This question was triggered by a post in the Metals Industry strike - my take thread.
I'll get to the post concerned in a moment, but first let me make an argument based on the same argument used by organised labour to support the right to strike (apparently balanced out by the employer's right to lock out, which come to think of it, the unions are not particularly respectful of right now ).
The employee can resign on a whim. Doesn't even have to give reasons.
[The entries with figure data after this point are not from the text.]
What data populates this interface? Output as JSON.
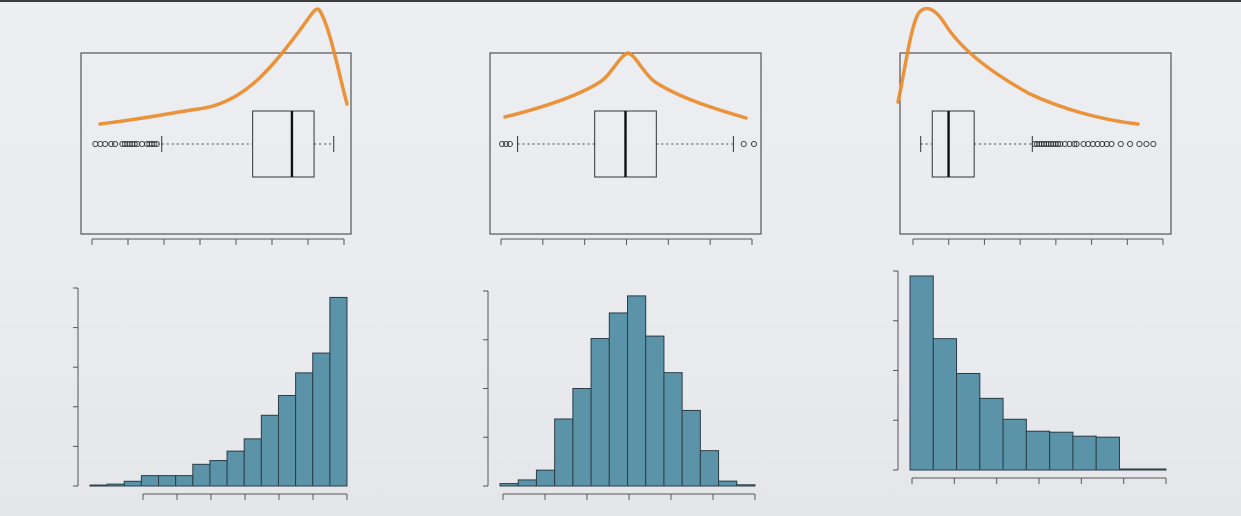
{
  "chart_data": [
    {
      "type": "boxplot",
      "skew": "left",
      "stats": {
        "min": 0.3,
        "q1": 0.67,
        "median": 0.83,
        "q3": 0.92,
        "max": 1.0
      },
      "outliers": [
        0.03,
        0.05,
        0.07,
        0.095,
        0.11,
        0.14,
        0.15,
        0.16,
        0.17,
        0.18,
        0.19,
        0.2,
        0.22,
        0.24,
        0.25,
        0.26,
        0.27,
        0.28
      ],
      "density_curve": {
        "color": "#ea8c2c",
        "peak": 0.9
      },
      "grid": false,
      "xlim": [
        0,
        1.05
      ]
    },
    {
      "type": "boxplot",
      "skew": "symmetric",
      "stats": {
        "min": 0.08,
        "q1": 0.38,
        "median": 0.5,
        "q3": 0.62,
        "max": 0.92
      },
      "outliers": [
        0.02,
        0.035,
        0.05,
        0.96,
        1.0
      ],
      "density_curve": {
        "color": "#ea8c2c",
        "peak": 0.5
      },
      "grid": false,
      "xlim": [
        0,
        1.0
      ]
    },
    {
      "type": "boxplot",
      "skew": "right",
      "stats": {
        "min": 0.0,
        "q1": 0.05,
        "median": 0.12,
        "q3": 0.23,
        "max": 0.48
      },
      "outliers": [
        0.49,
        0.5,
        0.51,
        0.52,
        0.53,
        0.54,
        0.55,
        0.56,
        0.57,
        0.58,
        0.59,
        0.6,
        0.62,
        0.64,
        0.66,
        0.67,
        0.7,
        0.72,
        0.74,
        0.76,
        0.78,
        0.8,
        0.82,
        0.86,
        0.9,
        0.94,
        0.97,
        1.0
      ],
      "density_curve": {
        "color": "#ea8c2c",
        "peak": 0.1
      },
      "grid": false,
      "xlim": [
        -0.05,
        1.05
      ]
    },
    {
      "type": "bar",
      "skew": "left",
      "values": [
        1,
        2,
        5,
        11,
        11,
        11,
        23,
        27,
        37,
        50,
        75,
        96,
        120,
        141,
        200
      ],
      "ylim": [
        0,
        210
      ],
      "color": "#5b93a8",
      "grid": false
    },
    {
      "type": "bar",
      "skew": "symmetric",
      "values": [
        2,
        5,
        13,
        55,
        80,
        121,
        142,
        156,
        123,
        93,
        62,
        29,
        4,
        1
      ],
      "ylim": [
        0,
        160
      ],
      "color": "#5b93a8",
      "grid": false
    },
    {
      "type": "bar",
      "skew": "right",
      "values": [
        195,
        132,
        97,
        72,
        51,
        39,
        38,
        34,
        33,
        1,
        1
      ],
      "ylim": [
        0,
        200
      ],
      "color": "#5b93a8",
      "grid": false
    }
  ]
}
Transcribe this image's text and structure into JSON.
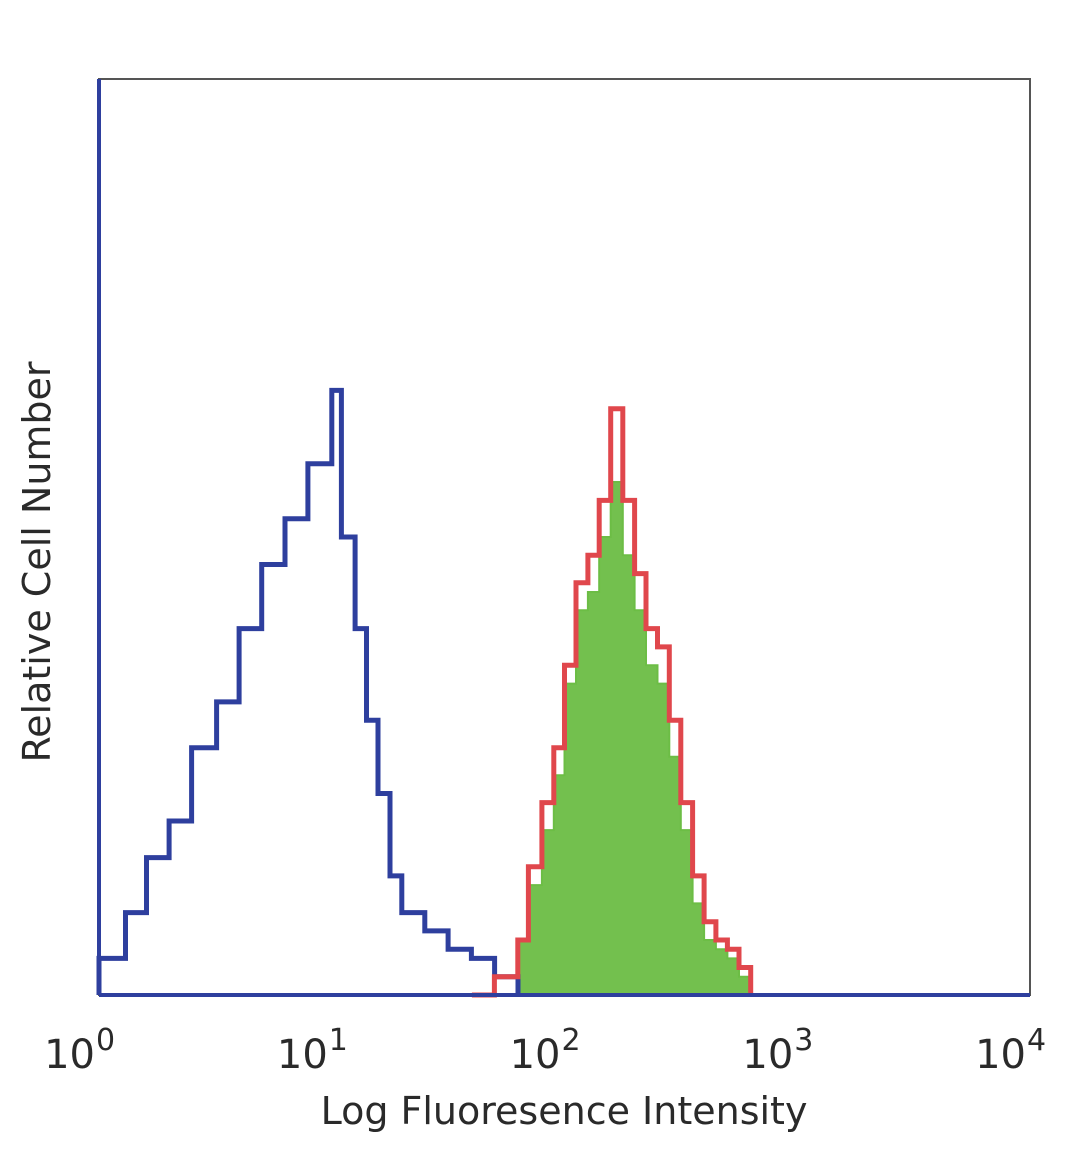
{
  "chart_data": {
    "type": "area",
    "xlabel": "Log Fluoresence Intensity",
    "ylabel": "Relative Cell Number",
    "x_scale": "log",
    "xlim": [
      1,
      10000
    ],
    "ylim": [
      0,
      100
    ],
    "grid": false,
    "legend": "none",
    "x_ticks": [
      {
        "value": 1,
        "base": "10",
        "exp": "0"
      },
      {
        "value": 10,
        "base": "10",
        "exp": "1"
      },
      {
        "value": 100,
        "base": "10",
        "exp": "2"
      },
      {
        "value": 1000,
        "base": "10",
        "exp": "3"
      },
      {
        "value": 10000,
        "base": "10",
        "exp": "4"
      }
    ],
    "series": [
      {
        "style": "line",
        "color": "#2e3f9e",
        "x": [
          1.0,
          1.3,
          1.6,
          2.0,
          2.5,
          3.2,
          4.0,
          5.0,
          6.3,
          7.9,
          10.0,
          11.0,
          12.6,
          14.1,
          15.8,
          17.8,
          20.0,
          25.1,
          31.6,
          39.8,
          50.1,
          63.1
        ],
        "y": [
          4,
          9,
          15,
          19,
          27,
          32,
          40,
          47,
          52,
          58,
          66,
          50,
          40,
          30,
          22,
          13,
          9,
          7,
          5,
          4,
          2,
          0
        ]
      },
      {
        "style": "line",
        "color": "#e0474c",
        "x": [
          40,
          50,
          63,
          70,
          80,
          90,
          100,
          112,
          126,
          141,
          158,
          178,
          200,
          224,
          251,
          282,
          316,
          355,
          398,
          447,
          501,
          562,
          631
        ],
        "y": [
          0,
          2,
          6,
          14,
          21,
          27,
          36,
          45,
          48,
          54,
          64,
          54,
          46,
          40,
          38,
          30,
          21,
          13,
          8,
          6,
          5,
          3,
          0
        ]
      },
      {
        "style": "fill",
        "color": "#6cbd45",
        "x": [
          50,
          63,
          70,
          80,
          90,
          100,
          112,
          126,
          141,
          158,
          178,
          200,
          224,
          251,
          282,
          316,
          355,
          398,
          447,
          501,
          562,
          631
        ],
        "y": [
          0,
          6,
          12,
          18,
          24,
          34,
          42,
          44,
          50,
          56,
          48,
          42,
          36,
          34,
          26,
          18,
          10,
          6,
          5,
          4,
          2,
          0
        ]
      }
    ]
  }
}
Why can't the employer dismiss an employee in similar manner?
I've highlighted the particularly relevant parts of the post.
Like adversarial just for the sake of being adversarial because one doesn't like the other for whatever reason?
The employee can pick their moment to leave the relationship, but the employer can't?
Have you tried firing an employee for having a bad attitude?
Get ready to fork out at the CCMA if you do (or pay a hefty fee to a labour lawyer to deal with it).
Or how about when the employee is really miserable in their job, but can't muster up the initiative to move on?
I've had a few of these over the years, and they just suck the energy out of any room they enter and fill it with negativity.
I've counselled them.
I've tried motivating them.
I've offered options for them to improve their lot in life, which they just don't take.
They clock in.
They do the minimum asked of them.
They don't impress clients, or even lose you clients (as in they just go away and never return).
The only thing they cling onto stronger than their misery, is the cause of it - their job.
The absolute best thing I can do for them, my business, myself and the future of the rest of my staff is fire the misery's sorry ass and force them to move on.
But I'm not allowed to because that would be an unfair practice.
So come on - why not be able to fire the employee on a whim?
There's going to be a reason why that whim occurred in the first place, and as long as it's connected to the employee, I can't see a problem right now.